What you heard is not much of an argument. The fact is, the left opposed the bill that cut taxes and were not calling for any tax cuts. That was the right
I am talking about right now. Very few on the left want to reverse all of Bush tax cuts, which will be needed to bring finances in order.
Thats just not true. Both spending and revenue are altered through the same legislative process. The only thing that makes one harder than the other is the ideological obstinancy of rightwingers. And of course revenue has increased. We have more people, therefore, more people working.
The numbers I showed you were revenue as a percentage of GDP. That is not affected by more people, or more efficient economy. Revenue has increased. My point is, if there are no political will for change, then revenue tends to be stable.
Spending however, can go out of control. People don't want spending to increase, but it increases anyway. There is a difference.
As the population increases, there is a need to increase spending just as there is an (near) inevitablity of increased revenue.
All my numbers are as a percentage of GDP, hence population increase, and efficiency are irrelevant. Spending has increased as a perdentage of GDP, but few are willing to pay higher taxes. Bringing the burden to the rich will not work.
And once again, you are making dishonest claims about the left. What the right wants is for the rich to pay an ever decreasing portion of the bill, even as the reap an ever increasing portion of the benefits
Some people on the right may want that. I am on the right, and I do not want that. I want income inequality to decrease in the US, because as a start it is hurtful to the conservative agenda, and it is not fair.
As you can see in the charts, the wealthy have benefitted while the rest have not, even while the wealthy pay a smaller portion of the burden
Actually,this is wrong. Your numbers stop at 2007, there was a massive decrease relative to the rest for the top 1% in 2008-2009, so it goes down to 15%.
Also, the wealthy pay a much larger portion of the burden.
I've seen no evidence of this. Many immigrants tend to financially "conservative" and frugal and oppose increased spending
There are heaps of evidence of this. You can take a look at how Mexicans vote, and if they are voting Republican, they are mainly voting due to their values, and not their economic view. Also, remember Mexicans are more right wing than the rest of South America.
If you take a look at other countries. In Norway, my homeland. The immigrants (mostly asylum seekers) vote overwhelmingly to the left. Same with other countries in Europe. But they come from countries that have barely no welfare state. They didn't choose to have low government spending, they can't afford having high government spending.

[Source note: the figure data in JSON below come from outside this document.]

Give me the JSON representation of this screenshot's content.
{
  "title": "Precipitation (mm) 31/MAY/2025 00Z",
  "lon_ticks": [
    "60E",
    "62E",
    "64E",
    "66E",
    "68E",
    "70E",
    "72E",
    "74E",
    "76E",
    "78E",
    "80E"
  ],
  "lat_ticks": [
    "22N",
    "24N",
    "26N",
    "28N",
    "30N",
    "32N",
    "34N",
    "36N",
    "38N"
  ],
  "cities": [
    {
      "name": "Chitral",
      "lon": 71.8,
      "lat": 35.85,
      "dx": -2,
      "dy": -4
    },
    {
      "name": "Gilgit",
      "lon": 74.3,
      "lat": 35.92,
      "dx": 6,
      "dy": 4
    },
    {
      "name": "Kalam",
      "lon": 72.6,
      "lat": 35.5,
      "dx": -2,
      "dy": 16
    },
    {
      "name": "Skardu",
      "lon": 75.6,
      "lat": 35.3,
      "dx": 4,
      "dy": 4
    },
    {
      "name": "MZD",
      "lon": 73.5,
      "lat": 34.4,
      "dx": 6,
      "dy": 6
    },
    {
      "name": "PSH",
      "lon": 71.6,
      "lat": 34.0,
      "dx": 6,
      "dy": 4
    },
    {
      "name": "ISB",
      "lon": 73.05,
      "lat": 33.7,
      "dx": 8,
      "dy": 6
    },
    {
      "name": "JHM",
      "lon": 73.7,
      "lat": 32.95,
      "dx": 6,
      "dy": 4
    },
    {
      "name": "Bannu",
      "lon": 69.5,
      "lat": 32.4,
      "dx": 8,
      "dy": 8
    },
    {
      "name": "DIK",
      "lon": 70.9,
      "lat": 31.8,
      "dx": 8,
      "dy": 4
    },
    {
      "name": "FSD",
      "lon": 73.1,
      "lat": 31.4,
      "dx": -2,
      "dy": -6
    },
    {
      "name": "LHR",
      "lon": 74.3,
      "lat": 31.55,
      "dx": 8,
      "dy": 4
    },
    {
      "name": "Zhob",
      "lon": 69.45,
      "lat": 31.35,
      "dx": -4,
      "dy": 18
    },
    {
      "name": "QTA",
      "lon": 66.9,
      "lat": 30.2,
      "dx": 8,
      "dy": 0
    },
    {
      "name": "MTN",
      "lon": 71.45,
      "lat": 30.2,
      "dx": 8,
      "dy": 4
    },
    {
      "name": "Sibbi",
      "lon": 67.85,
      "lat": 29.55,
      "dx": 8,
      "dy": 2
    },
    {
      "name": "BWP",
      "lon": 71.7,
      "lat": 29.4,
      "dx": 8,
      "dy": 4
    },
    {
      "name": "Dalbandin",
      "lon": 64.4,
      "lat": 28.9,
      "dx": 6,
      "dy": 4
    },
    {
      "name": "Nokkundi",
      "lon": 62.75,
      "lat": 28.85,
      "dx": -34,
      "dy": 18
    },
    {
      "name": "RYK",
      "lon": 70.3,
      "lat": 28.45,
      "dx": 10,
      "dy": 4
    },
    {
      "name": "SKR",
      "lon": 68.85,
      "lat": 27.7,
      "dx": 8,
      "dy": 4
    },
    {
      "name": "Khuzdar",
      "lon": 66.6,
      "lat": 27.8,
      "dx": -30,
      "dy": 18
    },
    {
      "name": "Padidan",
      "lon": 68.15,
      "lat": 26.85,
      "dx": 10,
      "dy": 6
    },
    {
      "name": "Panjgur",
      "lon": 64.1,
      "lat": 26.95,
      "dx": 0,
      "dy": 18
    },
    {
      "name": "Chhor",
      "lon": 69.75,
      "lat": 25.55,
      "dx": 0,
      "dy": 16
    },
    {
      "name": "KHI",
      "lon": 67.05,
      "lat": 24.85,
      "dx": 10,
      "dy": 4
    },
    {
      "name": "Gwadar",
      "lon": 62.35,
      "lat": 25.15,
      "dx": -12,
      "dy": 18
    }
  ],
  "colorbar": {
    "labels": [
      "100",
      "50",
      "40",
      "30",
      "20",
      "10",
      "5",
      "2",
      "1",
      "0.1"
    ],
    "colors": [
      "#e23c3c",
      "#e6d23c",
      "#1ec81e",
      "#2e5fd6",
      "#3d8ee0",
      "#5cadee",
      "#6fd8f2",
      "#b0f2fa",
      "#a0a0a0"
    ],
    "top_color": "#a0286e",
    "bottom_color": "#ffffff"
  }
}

The wealthy in third world nations are not mobile. There's a reason why the live where they do.
The reason they live there, is because their family is there and being rich in the third world is quite nice. You can have servants, nice house and if you moved to a rich country, then you wouldn't have those luxuries. They can easily move to neighboring countries.
And if this isn't enough for you. Why are there none white people in Zimbabwe, if they are not mobile. Rich people in poor countries are mobile, hence you can't tax them that much.
Correlation doesn't equal causation, remember?
Pointless statement, because I didn't talk about a correlation like you did. I just pointed out that some of the worst countries in the world have high governmental spending. I used to illustrate my point that if a poor country tries hard to have high governmental spending, it will probably not be a very nice country. Poor countries can't afford having high governmental spending.
LOL!! Those govts are not "small govts". For example, in Singapore, most people live in public housing or own homes they bought with govt subsidies. Their govts are invovled in their lives to a degree that would horrify "small govt" blowhards in the US
Yes they are. Singapore don't even have a minimum wage, while Taiwan and Hong Kong have a minimum wage of 3 and 4 USD respectively.
All of them have a governmental spending of 15%. America has a spending of 40%. And taxes are much lower as well. The labour laws are very lax in Singapore and Hong Kong. The reason Singapore haves public housing (sounds worse than it is) is because they have to. Well, you can do like Hong Kong, and Taiwan, but then you end up with expensive bad housing. And some cities in America has rent control, that is way worse. It is burdensome, and decreases housing investment instead of increasing housing investment. So housing prices go up in the long term.
Another point is that Hong Kong and Singapore, are ranked as 1 and 2 respectively in both Heritage and Fraser economic freedom ranking. US is ranked 9 in Heritage and 10 in Fraser. Taiwan is further down, because they love regulations, but not governmental spending.
Pretty much. You are wrong that high governmental spending is required to be a developed nation. The reason developing nations are lower, is because they can't afford higher taxes.